Our self-designed and produced tooling is created with decades of expertise under our belt, and can be optimized inexpensively to achieve the highest repeatability and best etching conditions.

Our process is controlled in-line and live all the time to prevent defects and keep a huge amount of process variables in the small window of tolerances, which are needed for our next generation PCE process.

But PCE defects cannot be totally eliminated, and so we have the technologies to detect defects during production and take counter-measures to keep the yield high.

As our market-leading PCE process is pushing the boundaries of what is possible with etching, quality control technologies are also operating at the edge of their capabilities in a production setting. Because of this, we undertake 100% inspection of our products in a downstream process so that we can be really confident that we have achieved the quality we promised our customers.

Q: How much of your quality control takes place in process and how much “in lab” or is it a combination of both?

A: Roughly put 50:50. As I mentioned before, we make a lot of measurements during tooling construction and production to control the process. But it is simply not possible to control the huge output of our line in situ for all features and dimensions during a continuous, “breathing” PCE process.

In the downstream 100% inspection process we then have the time and technical ability to control everything that is needed.

Vice versa, the production crew will benefit from the experiences and monitoring data from the 100% inspection in the next production run.

Q: What do you mean by 100% inspection?

A: 100% Inspection for us is a downstream quality process, in which we conduct all necessary efforts to check every produced part again with the best technologically available resources, so that every single small deviation from the desired product state is detected and controlled accordingly. We conduct it to achieve maximum repeatability, reproducibility and reliability of our product output.

Q: Are you able to claim zero failure rates for customers, and if so how?

A: First things first in etching, like in any other production method, there can always be a deviation. But, with all control methods put into place we minimize failures as far as is technically possible.

During the design and sampling phase we will co-engineer and agree upon a failsafe method with our customers to either remove defective parts from the delivered batches or mark them accordingly, so that the highly automated assembly lines of our business partners will detect defective parts with maximum reliability and control them accordingly. This is real zero failure.

Q: How do you think micrometal’s view of quality differs from standard PCE providers?

A: I don’t think there are standard PCE providers, as everyone providing this service is special.

However, what makes us unique is the sheer quality of our etched parts. We have compared lots and lots of competitive products, and no one can achieve such smooth features, such small tolerances and hence such quality precision metal parts like we do.

Whichever way you look at it, PCE is still a chemical process, the variables in the process having the ability to produce parts that are not entirely what the customer expected. Where other PCE suppliers might accept this, we will tweak tooling, process parameters, and all control measures until the desired results are achieved. 

Q: Is the move when it comes to quality towards total automation and the reduction of human intervention?

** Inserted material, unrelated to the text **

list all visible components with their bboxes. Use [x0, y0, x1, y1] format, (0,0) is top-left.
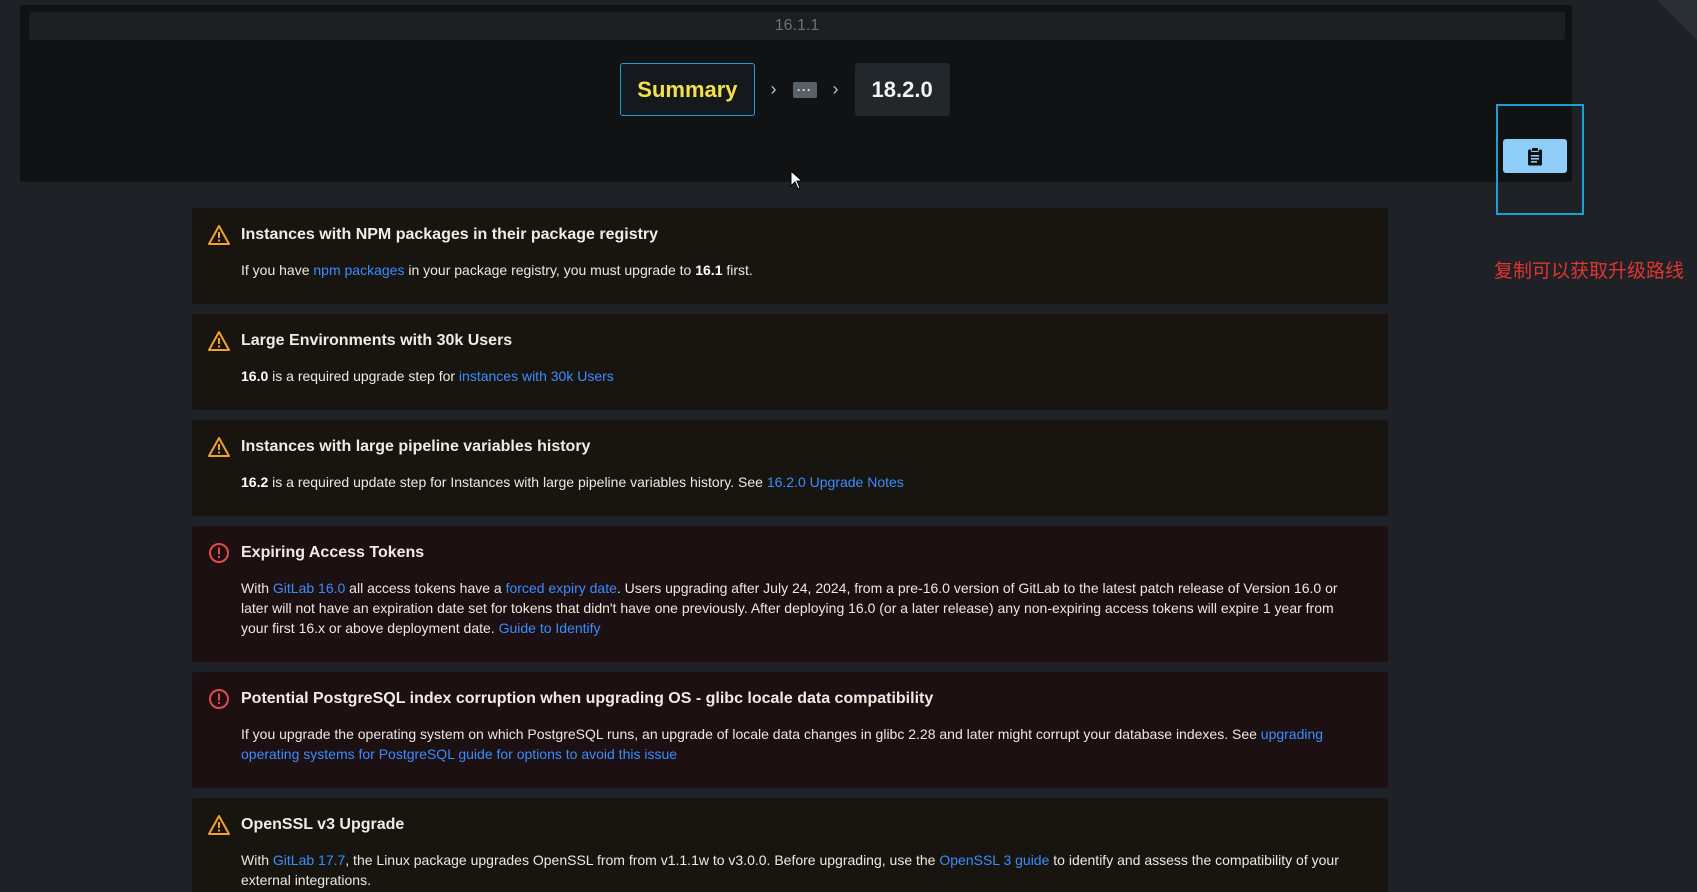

A: Micrometal is closely observing what is possible with technology, and we do see some future potential in total automation. So far as our next generation PCE process is on the borderline of what is technologically achievable, total automation is still not possible. What is done, of course, is eliminating the human factor wherever possible at every possible process step. We have risk analysis and optimization methods installed, which – based on lots of gathered data and experience – will identify and prevent technical pitfalls by putting failsafe technologies and practices into place.